Les produits pour lesquels le refus provisoire a été émis étaient :
Classe 5 Préparations vitaminiques contenant une combinaison de diverses vitamines, y compris la forme active de folate, et destinées à être utilisées comme complément pour favoriser une vision saine.
Les motifs de refus étaient fondés sur les principales constatations suivantes :
• En l’espèce, le consommateur anglophone pertinent comprendrait le signe comme ayant la signification suivante : un type de vitamine B (folate) pour la vue/les yeux.

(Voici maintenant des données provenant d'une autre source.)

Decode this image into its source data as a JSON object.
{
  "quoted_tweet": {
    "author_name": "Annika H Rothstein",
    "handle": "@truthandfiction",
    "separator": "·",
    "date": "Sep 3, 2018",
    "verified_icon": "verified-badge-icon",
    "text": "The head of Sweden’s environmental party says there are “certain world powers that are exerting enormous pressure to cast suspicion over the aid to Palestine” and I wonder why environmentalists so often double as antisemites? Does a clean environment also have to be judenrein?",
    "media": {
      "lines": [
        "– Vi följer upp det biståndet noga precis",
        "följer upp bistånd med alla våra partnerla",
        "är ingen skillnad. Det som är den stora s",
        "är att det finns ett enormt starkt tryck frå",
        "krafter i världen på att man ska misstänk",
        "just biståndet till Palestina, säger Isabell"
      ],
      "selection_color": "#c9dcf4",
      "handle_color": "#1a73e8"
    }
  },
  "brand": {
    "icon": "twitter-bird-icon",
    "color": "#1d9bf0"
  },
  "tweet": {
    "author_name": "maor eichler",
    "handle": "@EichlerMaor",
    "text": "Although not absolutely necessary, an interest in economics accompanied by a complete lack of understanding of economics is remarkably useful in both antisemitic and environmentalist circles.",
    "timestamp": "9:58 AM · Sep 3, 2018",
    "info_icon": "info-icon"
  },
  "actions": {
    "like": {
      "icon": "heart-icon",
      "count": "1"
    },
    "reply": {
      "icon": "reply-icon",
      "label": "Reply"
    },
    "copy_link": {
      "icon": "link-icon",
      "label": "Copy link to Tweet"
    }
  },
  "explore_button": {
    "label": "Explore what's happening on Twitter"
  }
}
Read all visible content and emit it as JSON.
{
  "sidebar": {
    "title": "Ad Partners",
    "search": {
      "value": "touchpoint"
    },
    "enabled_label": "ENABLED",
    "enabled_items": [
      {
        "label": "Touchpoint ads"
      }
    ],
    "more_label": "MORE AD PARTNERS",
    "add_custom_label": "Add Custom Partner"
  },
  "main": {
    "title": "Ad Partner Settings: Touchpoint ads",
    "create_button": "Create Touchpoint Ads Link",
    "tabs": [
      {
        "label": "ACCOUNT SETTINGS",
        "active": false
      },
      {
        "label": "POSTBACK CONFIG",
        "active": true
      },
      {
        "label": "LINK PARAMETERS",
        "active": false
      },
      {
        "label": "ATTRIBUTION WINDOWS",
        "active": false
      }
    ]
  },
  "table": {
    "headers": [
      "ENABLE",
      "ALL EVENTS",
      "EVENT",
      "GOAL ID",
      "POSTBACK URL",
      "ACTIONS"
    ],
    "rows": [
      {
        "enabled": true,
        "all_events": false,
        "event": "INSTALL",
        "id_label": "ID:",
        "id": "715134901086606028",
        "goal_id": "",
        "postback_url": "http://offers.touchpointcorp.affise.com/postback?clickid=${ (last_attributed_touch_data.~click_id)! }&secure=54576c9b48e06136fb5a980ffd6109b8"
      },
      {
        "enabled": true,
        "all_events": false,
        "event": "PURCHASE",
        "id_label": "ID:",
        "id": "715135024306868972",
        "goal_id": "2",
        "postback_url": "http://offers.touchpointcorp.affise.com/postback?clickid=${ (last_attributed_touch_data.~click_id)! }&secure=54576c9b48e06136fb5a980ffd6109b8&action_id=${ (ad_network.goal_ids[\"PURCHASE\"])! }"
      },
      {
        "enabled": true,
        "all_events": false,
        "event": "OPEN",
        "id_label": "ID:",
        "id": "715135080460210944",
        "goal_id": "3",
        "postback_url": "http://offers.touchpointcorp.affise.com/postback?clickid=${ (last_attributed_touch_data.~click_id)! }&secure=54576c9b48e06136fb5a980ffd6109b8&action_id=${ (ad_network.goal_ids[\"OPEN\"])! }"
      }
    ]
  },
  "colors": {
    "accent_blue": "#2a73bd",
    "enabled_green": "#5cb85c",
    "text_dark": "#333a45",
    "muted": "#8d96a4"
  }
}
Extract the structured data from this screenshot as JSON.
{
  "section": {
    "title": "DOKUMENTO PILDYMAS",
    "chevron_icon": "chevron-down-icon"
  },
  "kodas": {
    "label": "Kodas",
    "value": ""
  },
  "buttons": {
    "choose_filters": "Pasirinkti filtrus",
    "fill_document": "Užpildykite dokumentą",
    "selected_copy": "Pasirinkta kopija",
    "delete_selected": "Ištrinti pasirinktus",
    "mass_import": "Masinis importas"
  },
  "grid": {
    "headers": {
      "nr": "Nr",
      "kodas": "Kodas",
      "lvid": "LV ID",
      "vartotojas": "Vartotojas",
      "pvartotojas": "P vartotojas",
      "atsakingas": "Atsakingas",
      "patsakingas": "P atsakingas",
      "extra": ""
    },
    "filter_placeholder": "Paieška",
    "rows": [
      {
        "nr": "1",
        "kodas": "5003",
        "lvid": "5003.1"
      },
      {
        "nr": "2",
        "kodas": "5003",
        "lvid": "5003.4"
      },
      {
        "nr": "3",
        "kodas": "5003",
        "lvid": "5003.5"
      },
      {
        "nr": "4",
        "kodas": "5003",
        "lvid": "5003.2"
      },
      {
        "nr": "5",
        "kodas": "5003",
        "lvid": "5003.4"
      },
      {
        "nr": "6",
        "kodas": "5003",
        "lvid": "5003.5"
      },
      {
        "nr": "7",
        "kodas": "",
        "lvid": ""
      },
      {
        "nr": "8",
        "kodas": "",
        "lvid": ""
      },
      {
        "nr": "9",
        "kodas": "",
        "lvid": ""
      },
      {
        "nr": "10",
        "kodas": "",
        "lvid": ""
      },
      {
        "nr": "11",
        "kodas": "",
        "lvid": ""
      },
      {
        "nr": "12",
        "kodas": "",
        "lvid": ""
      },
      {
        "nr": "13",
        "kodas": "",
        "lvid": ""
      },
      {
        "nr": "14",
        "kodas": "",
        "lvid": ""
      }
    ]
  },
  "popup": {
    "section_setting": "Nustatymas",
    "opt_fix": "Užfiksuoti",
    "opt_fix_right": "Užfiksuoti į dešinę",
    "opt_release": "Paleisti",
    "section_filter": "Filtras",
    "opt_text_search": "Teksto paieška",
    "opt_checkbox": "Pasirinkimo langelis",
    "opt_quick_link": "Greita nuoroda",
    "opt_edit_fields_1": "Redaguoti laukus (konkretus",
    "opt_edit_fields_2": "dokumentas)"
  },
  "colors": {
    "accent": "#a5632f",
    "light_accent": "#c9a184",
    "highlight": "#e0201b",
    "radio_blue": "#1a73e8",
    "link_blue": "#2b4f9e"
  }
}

• La signification susmentionnée de l’expression «EYE-FOLATE», dont la marque est composée, était étayée par les références de dictionnaire suivantes
https://dictionary.cambridge.org/dictionary/english/eye https://dictionary.cambridge.org/dictionary/english/folate
Le contenu pertinent de ces liens était inclus dans la lettre d’objection.
• Les consommateurs pertinents percevraient le signe comme fournissant l’information selon laquelle les préparations vitaminiques de la classe 5 contiennent de la vitamine B folate aux fins de la santé oculaire/de la vue. Par conséquent, le signe décrit la nature et/ou la destination des produits.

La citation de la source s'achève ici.